I've taken to putting it on every day since I got back, I don't know why. I like wearing it. It's unusual. Moreover, I like the fact that it was hers, and that Granny wore it all those years. I know nothing about Cecily, except from those pages of the diary, but I have this and I like wearing it.
I pick up my pencil and start sketching the ring from memory as I can't see it, nestled in the hollow at the base of my neck. The flowers are so pretty - simple and attractive. I join the tiny gold buds studded with tiny diamonds together, linking them together like a daisy chain, in a row. It is one of the most pleasing things I have done for a while, but I'm not sure I can execute it myself - it's too elaborate, and I may have to hire someone else to work it out. A section of it would work as a pendant, as well. A charm bracelet?

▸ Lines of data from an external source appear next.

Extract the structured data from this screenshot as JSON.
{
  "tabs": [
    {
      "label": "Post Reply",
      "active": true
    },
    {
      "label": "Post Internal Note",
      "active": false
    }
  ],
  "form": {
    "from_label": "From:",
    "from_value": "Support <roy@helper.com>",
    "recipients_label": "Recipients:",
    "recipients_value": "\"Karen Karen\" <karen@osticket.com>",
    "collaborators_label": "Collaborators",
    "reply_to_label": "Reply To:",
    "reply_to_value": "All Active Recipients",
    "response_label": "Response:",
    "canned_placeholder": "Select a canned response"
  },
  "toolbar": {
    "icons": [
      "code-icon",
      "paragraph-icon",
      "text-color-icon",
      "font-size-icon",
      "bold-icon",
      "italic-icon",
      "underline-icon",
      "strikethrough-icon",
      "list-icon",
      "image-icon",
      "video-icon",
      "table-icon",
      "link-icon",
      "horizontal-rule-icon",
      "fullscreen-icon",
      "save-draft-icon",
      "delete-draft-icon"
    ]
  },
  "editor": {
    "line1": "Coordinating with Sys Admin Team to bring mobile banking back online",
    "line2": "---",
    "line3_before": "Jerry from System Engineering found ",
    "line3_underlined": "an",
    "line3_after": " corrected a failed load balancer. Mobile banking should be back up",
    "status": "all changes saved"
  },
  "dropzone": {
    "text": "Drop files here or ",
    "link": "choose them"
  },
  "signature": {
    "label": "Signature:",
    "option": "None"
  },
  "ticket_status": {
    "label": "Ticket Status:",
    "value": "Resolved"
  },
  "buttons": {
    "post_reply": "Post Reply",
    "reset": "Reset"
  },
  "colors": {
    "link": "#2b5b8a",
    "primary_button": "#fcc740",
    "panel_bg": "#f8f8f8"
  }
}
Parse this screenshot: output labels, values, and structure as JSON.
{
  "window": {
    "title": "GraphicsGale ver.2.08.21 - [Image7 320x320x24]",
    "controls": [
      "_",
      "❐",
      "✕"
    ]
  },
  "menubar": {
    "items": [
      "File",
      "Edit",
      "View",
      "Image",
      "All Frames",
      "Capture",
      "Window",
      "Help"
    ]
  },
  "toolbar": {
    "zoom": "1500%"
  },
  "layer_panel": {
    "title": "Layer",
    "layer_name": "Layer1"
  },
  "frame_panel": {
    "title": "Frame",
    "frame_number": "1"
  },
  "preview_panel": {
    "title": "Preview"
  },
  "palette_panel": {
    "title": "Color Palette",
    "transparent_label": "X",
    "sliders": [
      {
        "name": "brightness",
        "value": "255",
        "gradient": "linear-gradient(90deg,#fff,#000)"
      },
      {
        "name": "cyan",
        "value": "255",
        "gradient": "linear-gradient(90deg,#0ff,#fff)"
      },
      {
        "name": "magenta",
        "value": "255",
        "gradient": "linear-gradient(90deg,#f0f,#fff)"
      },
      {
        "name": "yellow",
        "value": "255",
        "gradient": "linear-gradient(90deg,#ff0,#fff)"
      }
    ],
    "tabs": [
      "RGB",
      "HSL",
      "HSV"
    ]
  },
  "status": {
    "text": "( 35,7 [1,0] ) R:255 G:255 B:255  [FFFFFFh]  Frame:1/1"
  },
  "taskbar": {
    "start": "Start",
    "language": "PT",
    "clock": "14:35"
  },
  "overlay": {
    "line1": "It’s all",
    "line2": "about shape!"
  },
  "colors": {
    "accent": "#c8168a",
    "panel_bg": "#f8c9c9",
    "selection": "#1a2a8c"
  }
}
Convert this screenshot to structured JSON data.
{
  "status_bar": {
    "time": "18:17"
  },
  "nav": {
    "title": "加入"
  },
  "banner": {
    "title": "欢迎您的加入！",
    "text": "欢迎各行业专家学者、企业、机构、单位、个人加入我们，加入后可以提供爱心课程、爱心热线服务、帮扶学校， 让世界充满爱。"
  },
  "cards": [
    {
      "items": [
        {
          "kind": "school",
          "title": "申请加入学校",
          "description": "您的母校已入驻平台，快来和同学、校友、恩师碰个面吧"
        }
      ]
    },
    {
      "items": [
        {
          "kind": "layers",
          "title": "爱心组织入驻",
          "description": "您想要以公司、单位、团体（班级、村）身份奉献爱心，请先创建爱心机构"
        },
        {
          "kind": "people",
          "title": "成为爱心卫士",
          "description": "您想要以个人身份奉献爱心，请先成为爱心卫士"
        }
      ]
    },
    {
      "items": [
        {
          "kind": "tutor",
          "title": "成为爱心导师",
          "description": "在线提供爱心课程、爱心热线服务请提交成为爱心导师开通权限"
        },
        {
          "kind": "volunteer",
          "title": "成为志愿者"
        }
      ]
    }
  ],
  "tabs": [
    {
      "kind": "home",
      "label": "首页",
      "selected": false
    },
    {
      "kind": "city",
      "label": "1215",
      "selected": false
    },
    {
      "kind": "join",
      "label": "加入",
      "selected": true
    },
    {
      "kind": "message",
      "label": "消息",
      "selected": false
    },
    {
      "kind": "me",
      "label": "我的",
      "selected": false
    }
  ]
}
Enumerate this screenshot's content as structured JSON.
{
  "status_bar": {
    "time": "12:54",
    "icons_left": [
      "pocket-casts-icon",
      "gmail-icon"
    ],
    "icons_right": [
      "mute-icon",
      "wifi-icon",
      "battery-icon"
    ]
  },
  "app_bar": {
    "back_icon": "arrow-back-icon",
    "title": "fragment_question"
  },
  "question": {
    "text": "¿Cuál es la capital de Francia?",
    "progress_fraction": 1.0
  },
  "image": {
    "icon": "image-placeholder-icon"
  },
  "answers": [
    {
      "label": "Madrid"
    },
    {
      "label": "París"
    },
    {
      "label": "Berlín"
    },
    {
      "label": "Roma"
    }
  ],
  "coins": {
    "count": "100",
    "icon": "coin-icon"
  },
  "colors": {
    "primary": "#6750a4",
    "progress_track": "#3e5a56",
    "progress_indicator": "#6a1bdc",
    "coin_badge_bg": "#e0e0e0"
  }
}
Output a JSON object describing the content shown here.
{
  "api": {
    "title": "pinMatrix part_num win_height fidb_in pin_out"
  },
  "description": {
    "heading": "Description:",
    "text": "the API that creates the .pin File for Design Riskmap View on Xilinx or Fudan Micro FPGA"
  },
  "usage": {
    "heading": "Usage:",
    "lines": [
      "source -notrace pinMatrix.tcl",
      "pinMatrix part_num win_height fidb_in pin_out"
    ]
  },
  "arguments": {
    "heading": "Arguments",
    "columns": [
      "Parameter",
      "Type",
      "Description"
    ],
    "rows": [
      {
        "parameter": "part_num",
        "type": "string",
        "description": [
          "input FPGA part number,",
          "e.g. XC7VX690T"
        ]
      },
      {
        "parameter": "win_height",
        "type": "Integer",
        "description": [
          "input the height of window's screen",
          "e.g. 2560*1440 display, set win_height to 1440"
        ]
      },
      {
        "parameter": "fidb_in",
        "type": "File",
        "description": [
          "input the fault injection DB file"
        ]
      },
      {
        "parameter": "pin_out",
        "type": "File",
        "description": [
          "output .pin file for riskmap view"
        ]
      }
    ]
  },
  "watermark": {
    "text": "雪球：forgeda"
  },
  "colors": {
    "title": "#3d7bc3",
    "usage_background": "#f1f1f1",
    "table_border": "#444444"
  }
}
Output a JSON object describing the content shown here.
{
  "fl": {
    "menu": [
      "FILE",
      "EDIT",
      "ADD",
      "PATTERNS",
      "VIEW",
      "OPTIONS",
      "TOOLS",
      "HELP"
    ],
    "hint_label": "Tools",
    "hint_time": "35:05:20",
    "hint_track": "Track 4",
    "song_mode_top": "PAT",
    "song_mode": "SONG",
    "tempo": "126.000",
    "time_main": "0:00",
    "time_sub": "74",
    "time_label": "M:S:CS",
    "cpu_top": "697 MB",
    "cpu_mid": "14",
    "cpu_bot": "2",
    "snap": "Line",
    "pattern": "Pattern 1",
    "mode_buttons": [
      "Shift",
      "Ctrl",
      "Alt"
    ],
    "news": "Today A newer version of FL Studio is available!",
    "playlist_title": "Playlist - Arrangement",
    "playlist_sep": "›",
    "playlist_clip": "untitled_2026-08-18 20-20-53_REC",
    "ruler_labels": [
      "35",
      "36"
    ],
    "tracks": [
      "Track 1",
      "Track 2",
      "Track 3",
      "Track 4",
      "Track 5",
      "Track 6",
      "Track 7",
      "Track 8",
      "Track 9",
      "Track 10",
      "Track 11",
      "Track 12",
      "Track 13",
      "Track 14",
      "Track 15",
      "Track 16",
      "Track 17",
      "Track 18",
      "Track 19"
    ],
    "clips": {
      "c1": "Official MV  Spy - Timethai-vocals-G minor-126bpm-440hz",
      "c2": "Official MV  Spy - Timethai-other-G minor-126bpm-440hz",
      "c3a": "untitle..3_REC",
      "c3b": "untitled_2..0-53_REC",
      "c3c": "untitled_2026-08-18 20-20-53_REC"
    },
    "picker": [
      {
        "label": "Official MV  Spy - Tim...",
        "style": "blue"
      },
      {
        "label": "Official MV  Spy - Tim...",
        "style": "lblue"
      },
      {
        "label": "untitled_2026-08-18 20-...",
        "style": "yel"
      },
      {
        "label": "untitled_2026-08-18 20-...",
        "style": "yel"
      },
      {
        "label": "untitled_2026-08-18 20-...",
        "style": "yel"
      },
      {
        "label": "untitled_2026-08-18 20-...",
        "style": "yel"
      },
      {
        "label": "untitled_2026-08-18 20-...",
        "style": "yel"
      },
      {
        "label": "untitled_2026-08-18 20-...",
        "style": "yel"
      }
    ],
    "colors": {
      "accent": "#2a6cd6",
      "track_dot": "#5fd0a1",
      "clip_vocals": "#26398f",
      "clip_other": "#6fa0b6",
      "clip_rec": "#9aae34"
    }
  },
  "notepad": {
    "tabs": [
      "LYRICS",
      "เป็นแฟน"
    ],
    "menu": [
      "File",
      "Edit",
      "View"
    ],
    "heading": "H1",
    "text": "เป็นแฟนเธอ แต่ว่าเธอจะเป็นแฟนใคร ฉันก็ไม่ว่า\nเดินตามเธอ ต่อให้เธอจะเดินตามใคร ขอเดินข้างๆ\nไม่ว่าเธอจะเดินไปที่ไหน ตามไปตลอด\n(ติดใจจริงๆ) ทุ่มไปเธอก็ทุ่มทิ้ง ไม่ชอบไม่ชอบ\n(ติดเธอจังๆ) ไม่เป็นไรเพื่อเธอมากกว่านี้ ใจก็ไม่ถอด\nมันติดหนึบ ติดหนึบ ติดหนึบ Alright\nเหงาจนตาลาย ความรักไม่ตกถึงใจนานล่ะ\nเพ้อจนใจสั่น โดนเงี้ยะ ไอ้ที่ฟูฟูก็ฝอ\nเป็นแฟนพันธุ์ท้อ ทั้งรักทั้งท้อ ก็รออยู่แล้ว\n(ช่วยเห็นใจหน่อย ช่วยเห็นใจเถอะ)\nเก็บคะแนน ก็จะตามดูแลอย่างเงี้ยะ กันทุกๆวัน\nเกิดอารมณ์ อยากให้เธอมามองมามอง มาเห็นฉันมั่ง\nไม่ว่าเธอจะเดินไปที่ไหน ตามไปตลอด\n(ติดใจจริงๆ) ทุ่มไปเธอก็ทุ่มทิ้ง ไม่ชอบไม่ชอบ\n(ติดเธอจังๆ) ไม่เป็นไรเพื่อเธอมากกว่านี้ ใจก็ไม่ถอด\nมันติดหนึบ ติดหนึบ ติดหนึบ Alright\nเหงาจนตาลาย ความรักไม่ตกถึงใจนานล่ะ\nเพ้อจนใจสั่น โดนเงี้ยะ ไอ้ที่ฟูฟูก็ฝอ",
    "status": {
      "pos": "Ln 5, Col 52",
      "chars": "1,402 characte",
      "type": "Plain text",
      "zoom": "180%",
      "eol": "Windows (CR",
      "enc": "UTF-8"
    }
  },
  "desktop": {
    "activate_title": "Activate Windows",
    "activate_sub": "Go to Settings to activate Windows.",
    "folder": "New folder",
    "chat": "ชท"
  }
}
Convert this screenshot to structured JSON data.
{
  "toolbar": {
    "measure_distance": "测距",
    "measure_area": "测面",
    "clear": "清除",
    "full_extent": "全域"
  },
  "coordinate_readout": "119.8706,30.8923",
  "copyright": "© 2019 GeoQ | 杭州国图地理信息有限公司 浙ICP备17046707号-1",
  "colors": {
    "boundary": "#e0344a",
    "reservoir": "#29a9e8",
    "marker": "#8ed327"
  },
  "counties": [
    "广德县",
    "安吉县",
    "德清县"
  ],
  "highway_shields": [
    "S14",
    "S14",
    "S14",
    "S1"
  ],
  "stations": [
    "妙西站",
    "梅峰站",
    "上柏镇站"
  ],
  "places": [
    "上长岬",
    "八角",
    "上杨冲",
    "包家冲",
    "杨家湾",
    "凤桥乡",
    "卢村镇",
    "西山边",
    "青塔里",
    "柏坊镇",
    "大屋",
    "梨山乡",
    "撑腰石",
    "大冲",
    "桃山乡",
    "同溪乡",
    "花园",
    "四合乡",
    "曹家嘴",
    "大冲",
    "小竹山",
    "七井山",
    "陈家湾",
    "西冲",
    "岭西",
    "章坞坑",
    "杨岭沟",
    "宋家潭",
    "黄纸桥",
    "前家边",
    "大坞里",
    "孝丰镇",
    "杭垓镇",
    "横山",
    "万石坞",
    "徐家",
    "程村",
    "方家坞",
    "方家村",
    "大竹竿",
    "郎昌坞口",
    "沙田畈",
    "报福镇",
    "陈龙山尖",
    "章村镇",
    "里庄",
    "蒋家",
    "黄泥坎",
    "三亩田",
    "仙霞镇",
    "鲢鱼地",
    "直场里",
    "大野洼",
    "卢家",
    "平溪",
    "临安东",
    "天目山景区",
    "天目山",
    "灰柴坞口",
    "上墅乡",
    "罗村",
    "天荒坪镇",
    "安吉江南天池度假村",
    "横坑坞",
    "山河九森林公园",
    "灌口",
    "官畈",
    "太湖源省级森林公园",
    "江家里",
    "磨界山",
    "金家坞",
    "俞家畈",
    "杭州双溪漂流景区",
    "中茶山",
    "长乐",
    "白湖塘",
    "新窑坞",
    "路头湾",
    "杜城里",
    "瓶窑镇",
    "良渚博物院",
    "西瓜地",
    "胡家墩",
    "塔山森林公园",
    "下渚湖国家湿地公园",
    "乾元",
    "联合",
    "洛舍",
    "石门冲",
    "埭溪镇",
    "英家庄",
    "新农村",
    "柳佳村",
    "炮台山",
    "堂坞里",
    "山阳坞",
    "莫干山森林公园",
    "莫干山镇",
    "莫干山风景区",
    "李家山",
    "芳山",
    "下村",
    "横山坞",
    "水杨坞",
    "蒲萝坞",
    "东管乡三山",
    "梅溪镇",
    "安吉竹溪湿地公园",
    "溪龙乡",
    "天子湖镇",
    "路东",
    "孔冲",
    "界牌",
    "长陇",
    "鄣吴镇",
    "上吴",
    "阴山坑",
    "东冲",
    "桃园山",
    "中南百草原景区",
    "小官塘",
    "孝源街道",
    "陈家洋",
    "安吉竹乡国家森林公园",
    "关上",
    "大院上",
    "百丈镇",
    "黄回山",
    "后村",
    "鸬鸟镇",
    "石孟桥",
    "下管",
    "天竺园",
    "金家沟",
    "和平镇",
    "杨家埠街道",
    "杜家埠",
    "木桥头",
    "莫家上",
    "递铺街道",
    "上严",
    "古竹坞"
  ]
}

Necklace? My pencil skates busily over the white paper, and the scratching sound echoes in the
145
silence, broken only by the occasional noise from the street below. There's something there, I don't know what it is. The links . . . the flowers . . . Cecily's ring, perhaps I should use the ring as the centrepiece? My pencil is getting blunter as I push heavily down onto the pad, sketching, rubbing out, resketching . . . My mind is clear of everything else troubling it. I love this, the fact that you can escape into your imagination, use a part of your brain that isn't affected by everything else in your life. I lost it for a while. It's so good to have it back; even if what results is rubbish, just to know I still love doing it is the most important thing. And the voice in my head, sounding remarkably like Clare Lomax, that has been telling me I ought to give up the studio and save on the rent, is silenced. I need a place to come to, to work. This is my job, and if I'm going to take it seriously, I ought to have an office. If Oli's not coming back we don't need the flat, do we? I'd give that up before the studio. Somehow, that clarifies things for me.
And suddenly, as I am drawing furiously, there comes a soft tapping at the door. 'Natasha, are you there?' a voice calls.